Добавить в цитаты Настройки чтения

Страница 54 из 159

Для меня, «родственника хозяйки» и большого поклонника оккупационного режима, тоже нашлось место в углу стола. Мне не раз приходилось бывать в таких компаниях. Ничего приятного я, естественно, не ощущал. Мерзко было выслушивать хвастливые речи гитлеровцев, циничные анекдоты и пьяные песни. Только одно утешало: то, что вместе с ними, нашими врагами, сидим мы, советские разведчики, и что они даже не догадываются об этом, что мы сильнее их.

Нужно было видеть, как в этих компаниях мастерски брал инициативу в свои руки Николай Иванович! Его образованность и талант, его заслуги перед фатерляндом вызывали всеобщее восхищение.

Так было и на сей раз.

Сначала говорил представитель рейхскомиссариата. Он расписывал заслуги «столичного» правительства, всех служб оккупированной Украины, которые работают «для возвеличивания великого рейха и самого фюрера». Его речь была длинной, скучной, и немцы начали перешептываться, давая понять, что надо кончать. Только Николай Иванович подсел поближе к оратору и слушал его внимательно, сочувственно вздыхая и покачивая головой.

После нескольких стопочек рома заговорили и чрезвычайные уполномоченные по тотальной мобилизации. Один из них отличался неплохим аппетитом, поэтому старательно опустошал бокалы с пивом, бросал в рот кусочки швейцарского сыра и непрерывно жевал. Зато его коллега оказался весьма разговорчивым. Он начал рассказывать о новинках немецкого оружия. Слушали его все с большим интересом.

— Увидите, господа, — уверял он, — фюрер изумит не только нас с вами, но и весь мир новинками вооружения. И пусть вам не кажется, что тотальная мобилизация — свидетельство упадка наших сил. Наоборот, только теперь большевики почувствуют нашу силу и наше преимущество. Война закончится техническим прогрессом. Еще появится много такого, о чем вам и не снилось. — Подполковник закончил свою речь под бурные аплодисменты присутствующих. Кое-кто воскликнул: «Хайль! Хайль!»

— Господа! — прервал расшумевшихся пьяных офицеров Николай Иванович. Все приутихли и повернули головы в сторону обер-лейтенанта. — Герр подполковник нас обрадовал. Мне, фронтовику, особенно приятно было слышать от подполковника, что война закончится техническим прогрессом. Мы, офицеры фронтовых соединений, уже начали ощущать заботу фюрера об этом техническом прогрессе. Не буду приводить много примеров. Покажу лишь одну небольшую вещицу.

Кузнецов вышел из-за стола. Заинтригованные немцы жадно впились в него глазами. А он ловким движением выхватил из кобуры пистолет и воскликнул:

— Смотрите! Прогресс Германии! Новая немецкая марка «вальтера». Четырнадцатизарядного девятимиллиметрового пистолета выпуска тысяча девятьсот сорок второго года! Как видите, фюрер любит не только «фокке-вульфы» и шестиствольные минометы. Он ко всему имеет вкус! Наша работа требовала элегантности, господа. Из такого пистолета приятно за одну минуту укокошить четырнадцать коммунистов! Не так ли, господа! Четырнадцать!

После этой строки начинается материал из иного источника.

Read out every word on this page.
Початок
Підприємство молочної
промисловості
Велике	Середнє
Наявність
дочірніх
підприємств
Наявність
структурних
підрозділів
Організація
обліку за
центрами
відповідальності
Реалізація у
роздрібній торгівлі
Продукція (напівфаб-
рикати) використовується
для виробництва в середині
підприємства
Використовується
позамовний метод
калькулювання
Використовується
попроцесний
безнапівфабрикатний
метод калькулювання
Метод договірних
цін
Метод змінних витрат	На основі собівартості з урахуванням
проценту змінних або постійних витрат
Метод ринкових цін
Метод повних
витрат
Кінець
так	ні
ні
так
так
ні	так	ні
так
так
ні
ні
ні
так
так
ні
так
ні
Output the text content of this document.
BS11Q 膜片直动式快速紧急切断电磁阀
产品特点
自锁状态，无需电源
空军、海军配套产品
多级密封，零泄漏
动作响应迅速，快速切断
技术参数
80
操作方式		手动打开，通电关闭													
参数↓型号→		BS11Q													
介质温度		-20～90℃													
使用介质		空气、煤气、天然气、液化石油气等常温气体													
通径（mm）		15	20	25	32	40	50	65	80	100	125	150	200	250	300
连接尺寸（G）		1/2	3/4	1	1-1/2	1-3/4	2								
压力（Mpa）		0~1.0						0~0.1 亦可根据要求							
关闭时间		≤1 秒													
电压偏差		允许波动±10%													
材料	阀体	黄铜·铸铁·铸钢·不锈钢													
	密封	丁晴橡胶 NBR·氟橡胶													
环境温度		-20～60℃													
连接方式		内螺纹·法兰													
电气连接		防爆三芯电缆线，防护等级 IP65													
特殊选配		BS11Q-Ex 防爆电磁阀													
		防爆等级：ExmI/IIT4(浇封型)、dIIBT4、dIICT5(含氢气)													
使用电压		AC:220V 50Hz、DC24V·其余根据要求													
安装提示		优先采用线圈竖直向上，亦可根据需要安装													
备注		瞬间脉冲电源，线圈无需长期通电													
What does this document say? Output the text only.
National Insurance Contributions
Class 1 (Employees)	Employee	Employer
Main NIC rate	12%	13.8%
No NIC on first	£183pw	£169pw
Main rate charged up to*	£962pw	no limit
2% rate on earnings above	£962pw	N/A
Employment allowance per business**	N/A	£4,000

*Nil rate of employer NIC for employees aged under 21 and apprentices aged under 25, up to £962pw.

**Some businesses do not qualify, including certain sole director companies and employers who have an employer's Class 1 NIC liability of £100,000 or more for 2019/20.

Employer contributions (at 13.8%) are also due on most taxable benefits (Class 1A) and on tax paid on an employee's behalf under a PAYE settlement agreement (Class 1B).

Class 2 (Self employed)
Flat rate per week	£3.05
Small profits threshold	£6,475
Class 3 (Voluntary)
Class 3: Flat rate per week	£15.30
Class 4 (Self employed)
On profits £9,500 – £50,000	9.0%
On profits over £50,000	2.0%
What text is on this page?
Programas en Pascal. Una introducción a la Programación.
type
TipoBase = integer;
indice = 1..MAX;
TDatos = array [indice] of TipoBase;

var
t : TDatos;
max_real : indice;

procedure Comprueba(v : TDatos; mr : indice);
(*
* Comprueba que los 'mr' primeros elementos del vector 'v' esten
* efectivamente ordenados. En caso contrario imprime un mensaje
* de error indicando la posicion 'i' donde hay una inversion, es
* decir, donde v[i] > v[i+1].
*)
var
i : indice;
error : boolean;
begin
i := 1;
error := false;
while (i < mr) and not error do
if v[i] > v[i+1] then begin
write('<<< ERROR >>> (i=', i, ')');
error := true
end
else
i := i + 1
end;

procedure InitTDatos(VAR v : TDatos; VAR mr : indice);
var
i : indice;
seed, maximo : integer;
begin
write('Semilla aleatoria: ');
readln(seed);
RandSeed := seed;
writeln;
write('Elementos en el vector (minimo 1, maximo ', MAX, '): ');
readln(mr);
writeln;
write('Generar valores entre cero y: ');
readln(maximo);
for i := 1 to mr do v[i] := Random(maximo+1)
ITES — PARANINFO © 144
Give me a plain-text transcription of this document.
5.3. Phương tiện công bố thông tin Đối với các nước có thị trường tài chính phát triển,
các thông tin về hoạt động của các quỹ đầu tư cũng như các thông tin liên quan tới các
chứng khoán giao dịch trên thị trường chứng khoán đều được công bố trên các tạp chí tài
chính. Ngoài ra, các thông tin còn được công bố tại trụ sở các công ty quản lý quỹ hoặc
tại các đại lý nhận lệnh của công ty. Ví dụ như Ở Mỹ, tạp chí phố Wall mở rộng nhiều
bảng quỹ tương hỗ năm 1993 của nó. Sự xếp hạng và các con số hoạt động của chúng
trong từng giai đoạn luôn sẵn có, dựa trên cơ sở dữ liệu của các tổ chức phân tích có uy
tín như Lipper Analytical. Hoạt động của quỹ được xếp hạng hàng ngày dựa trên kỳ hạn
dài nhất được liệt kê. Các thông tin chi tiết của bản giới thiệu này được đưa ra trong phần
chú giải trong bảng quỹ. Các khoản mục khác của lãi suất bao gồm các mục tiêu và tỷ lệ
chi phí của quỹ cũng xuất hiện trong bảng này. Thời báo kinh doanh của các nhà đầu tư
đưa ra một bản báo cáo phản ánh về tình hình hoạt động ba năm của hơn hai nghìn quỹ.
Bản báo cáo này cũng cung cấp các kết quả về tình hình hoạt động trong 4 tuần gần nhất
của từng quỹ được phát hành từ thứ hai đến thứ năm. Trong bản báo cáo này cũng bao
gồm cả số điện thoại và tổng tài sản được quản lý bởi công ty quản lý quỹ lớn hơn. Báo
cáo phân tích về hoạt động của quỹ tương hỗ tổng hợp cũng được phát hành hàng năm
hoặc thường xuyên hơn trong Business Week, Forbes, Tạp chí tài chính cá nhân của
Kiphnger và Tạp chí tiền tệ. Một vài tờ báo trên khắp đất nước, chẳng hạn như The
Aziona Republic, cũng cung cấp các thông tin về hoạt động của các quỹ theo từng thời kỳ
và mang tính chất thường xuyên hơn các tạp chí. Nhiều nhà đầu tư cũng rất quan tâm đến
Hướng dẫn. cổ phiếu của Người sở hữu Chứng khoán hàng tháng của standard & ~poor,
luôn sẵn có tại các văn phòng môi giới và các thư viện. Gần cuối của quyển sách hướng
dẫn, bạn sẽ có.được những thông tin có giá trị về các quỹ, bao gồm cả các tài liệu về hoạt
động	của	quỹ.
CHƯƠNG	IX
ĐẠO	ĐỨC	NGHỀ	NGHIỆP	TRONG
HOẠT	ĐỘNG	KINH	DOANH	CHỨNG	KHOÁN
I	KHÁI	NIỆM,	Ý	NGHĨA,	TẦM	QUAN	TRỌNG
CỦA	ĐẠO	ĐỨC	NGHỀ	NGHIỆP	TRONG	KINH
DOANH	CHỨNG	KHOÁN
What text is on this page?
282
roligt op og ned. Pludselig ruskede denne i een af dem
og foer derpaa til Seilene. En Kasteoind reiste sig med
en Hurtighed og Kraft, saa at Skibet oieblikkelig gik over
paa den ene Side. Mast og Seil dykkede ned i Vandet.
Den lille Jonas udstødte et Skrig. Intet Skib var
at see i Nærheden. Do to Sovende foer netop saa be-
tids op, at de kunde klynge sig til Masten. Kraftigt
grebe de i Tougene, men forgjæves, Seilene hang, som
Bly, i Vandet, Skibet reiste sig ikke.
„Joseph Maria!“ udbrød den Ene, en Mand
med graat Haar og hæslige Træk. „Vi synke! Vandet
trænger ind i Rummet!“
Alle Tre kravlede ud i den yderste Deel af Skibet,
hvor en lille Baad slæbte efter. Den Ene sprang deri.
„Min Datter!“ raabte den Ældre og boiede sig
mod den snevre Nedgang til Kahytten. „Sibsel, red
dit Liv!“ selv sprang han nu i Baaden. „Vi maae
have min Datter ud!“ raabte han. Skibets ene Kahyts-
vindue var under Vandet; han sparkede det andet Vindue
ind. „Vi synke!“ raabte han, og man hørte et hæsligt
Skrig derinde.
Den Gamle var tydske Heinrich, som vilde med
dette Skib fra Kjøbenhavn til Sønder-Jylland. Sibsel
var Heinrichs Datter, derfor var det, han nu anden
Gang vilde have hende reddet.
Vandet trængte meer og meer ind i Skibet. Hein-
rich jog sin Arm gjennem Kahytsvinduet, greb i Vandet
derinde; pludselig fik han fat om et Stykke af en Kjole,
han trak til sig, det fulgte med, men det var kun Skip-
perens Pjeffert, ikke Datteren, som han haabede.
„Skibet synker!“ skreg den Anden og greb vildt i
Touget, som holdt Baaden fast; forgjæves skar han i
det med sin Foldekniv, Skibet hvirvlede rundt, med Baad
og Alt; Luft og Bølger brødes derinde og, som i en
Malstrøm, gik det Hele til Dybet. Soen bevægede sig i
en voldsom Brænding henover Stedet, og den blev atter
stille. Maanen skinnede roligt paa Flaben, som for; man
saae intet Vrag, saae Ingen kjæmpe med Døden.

Но не всех удивил Пауль Зиберт. Майор Вайнер, сидевший молча и внимательно наблюдавший за тем, что происходило, искоса взглянул на Николая Ивановича, сделал глоток из бокала, прошелся по комнате и сказал:

— Вы, герр обер-лейтенант, спрячьте эту игрушку, а вы, господа, послушайте, что я вам расскажу.

Он подошел к столу, еще раз глотнул ликера и, придерживая за ножку хрустальный бокал, начал:

— Я расскажу сейчас очень интересную и в то же время грустную историю о таком же пистолете.

В комнате воцарилась тишина. Майора слушали внимательно, терпеливо, хоть говорил он без темперамента, время от времени подливая себе ликера, чтобы промочить, как он говорил, горло.

Вначале он рассказал свою биографию, и мы узнали, что длительное время Вайнер работал на заводах, где изготавливалось оружие.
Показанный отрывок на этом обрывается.